Sabore, his other Maasai bodyguard and driver, appeared through the downpour with an umbrella. He held it above Maliki’s head and escorted him back to the car. He felt safer once he was shut inside the bulletproof glass and armour plating. The S500 was kitted out with a 5.0L V8 engine to pull the extra thousand kilograms of weight. The modifications had cost Maliki $120,000 but they were worth every cent. A close range assassination attempt by the Kiambu Mafia earlier in the year would have succeeded if it weren’t for his shrewd investment.
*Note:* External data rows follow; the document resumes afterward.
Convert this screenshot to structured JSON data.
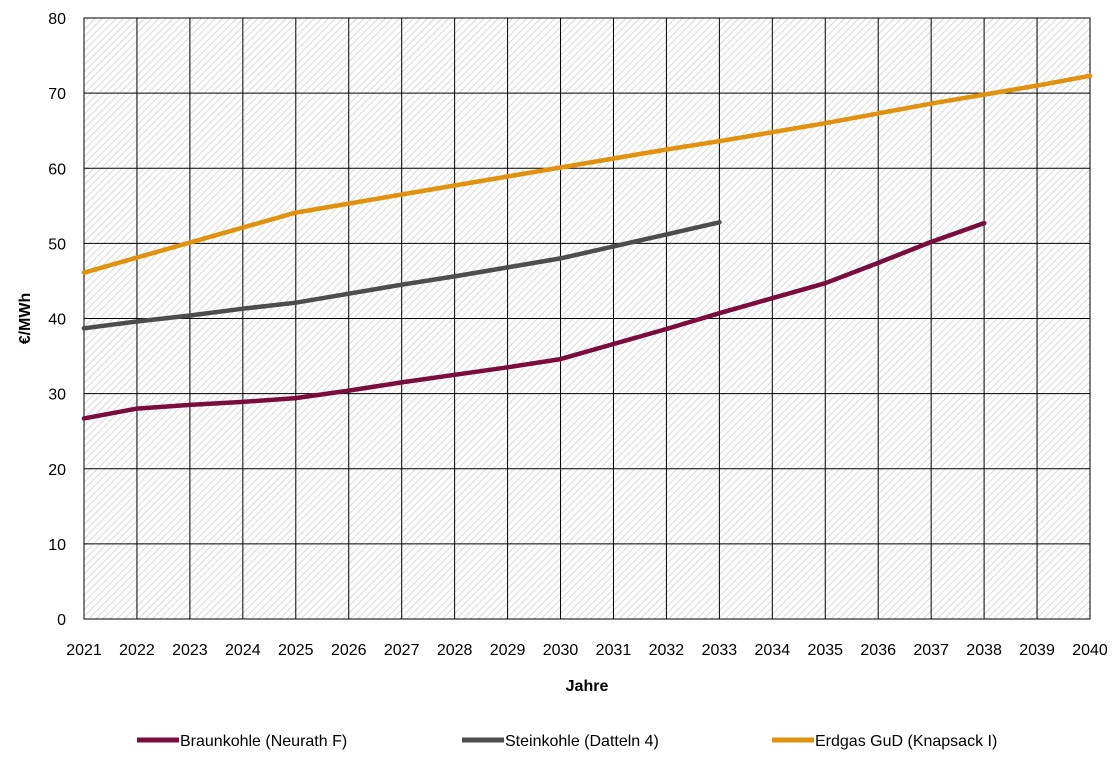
{
  "chart_data": {
    "type": "line",
    "title": "",
    "xlabel": "Jahre",
    "ylabel": "€/MWh",
    "x": [
      2021,
      2022,
      2023,
      2024,
      2025,
      2026,
      2027,
      2028,
      2029,
      2030,
      2031,
      2032,
      2033,
      2034,
      2035,
      2036,
      2037,
      2038,
      2039,
      2040
    ],
    "xlim": [
      2021,
      2040
    ],
    "ylim": [
      0,
      80
    ],
    "yticks": [
      0,
      10,
      20,
      30,
      40,
      50,
      60,
      70,
      80
    ],
    "grid": true,
    "plot_background": "diagonal hatch",
    "legend_position": "bottom",
    "series": [
      {
        "name": "Braunkohle (Neurath F)",
        "color": "#7b0c3e",
        "x": [
          2021,
          2022,
          2023,
          2024,
          2025,
          2026,
          2027,
          2028,
          2029,
          2030,
          2031,
          2032,
          2033,
          2034,
          2035,
          2036,
          2037,
          2038
        ],
        "values": [
          26.7,
          28.0,
          28.5,
          28.9,
          29.4,
          30.4,
          31.5,
          32.5,
          33.5,
          34.6,
          36.6,
          38.6,
          40.7,
          42.7,
          44.7,
          47.4,
          50.2,
          52.7
        ]
      },
      {
        "name": "Steinkohle (Datteln 4)",
        "color": "#4d4d4d",
        "x": [
          2021,
          2022,
          2023,
          2024,
          2025,
          2026,
          2027,
          2028,
          2029,
          2030,
          2031,
          2032,
          2033
        ],
        "values": [
          38.7,
          39.6,
          40.4,
          41.3,
          42.1,
          43.3,
          44.5,
          45.6,
          46.8,
          48.0,
          49.6,
          51.2,
          52.8
        ]
      },
      {
        "name": "Erdgas GuD (Knapsack I)",
        "color": "#e0920f",
        "x": [
          2021,
          2022,
          2023,
          2024,
          2025,
          2026,
          2027,
          2028,
          2029,
          2030,
          2031,
          2032,
          2033,
          2034,
          2035,
          2036,
          2037,
          2038,
          2039,
          2040
        ],
        "values": [
          46.1,
          48.1,
          50.1,
          52.1,
          54.1,
          55.3,
          56.5,
          57.7,
          58.9,
          60.1,
          61.3,
          62.5,
          63.6,
          64.8,
          66.0,
          67.3,
          68.6,
          69.8,
          71.0,
          72.3
        ]
      }
    ]
  }
}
A bright flash lit up the sky as lightning struck land somewhere beyond Mtongwe, followed by a long rolling rumble of thunder seconds later. The cannon-like explosion and raindrops beat out a staccato rhythm on the roof of the Mercedes as it accelerated along the dockside. The loading of food and supplies for the crew of the VENTURA was already under way. Spanish deckhands in their Sou’westers and locals dressed in robes leaning against the wind in the torrential rain to get the job done. The cargo ships at anchor and dhows unlucky enough to be caught out in the storm had disappeared from view. Swallowed up by a black shroud of water.
He could make out the huge cylindrical storage tanks at the Changamwe Oil Refinery on his right but that was about all. They sped over the bridge onto the mainland. Maliki lay back in the leather seat as they left the port behind them and prepared himself for the long drive back to Nairobi.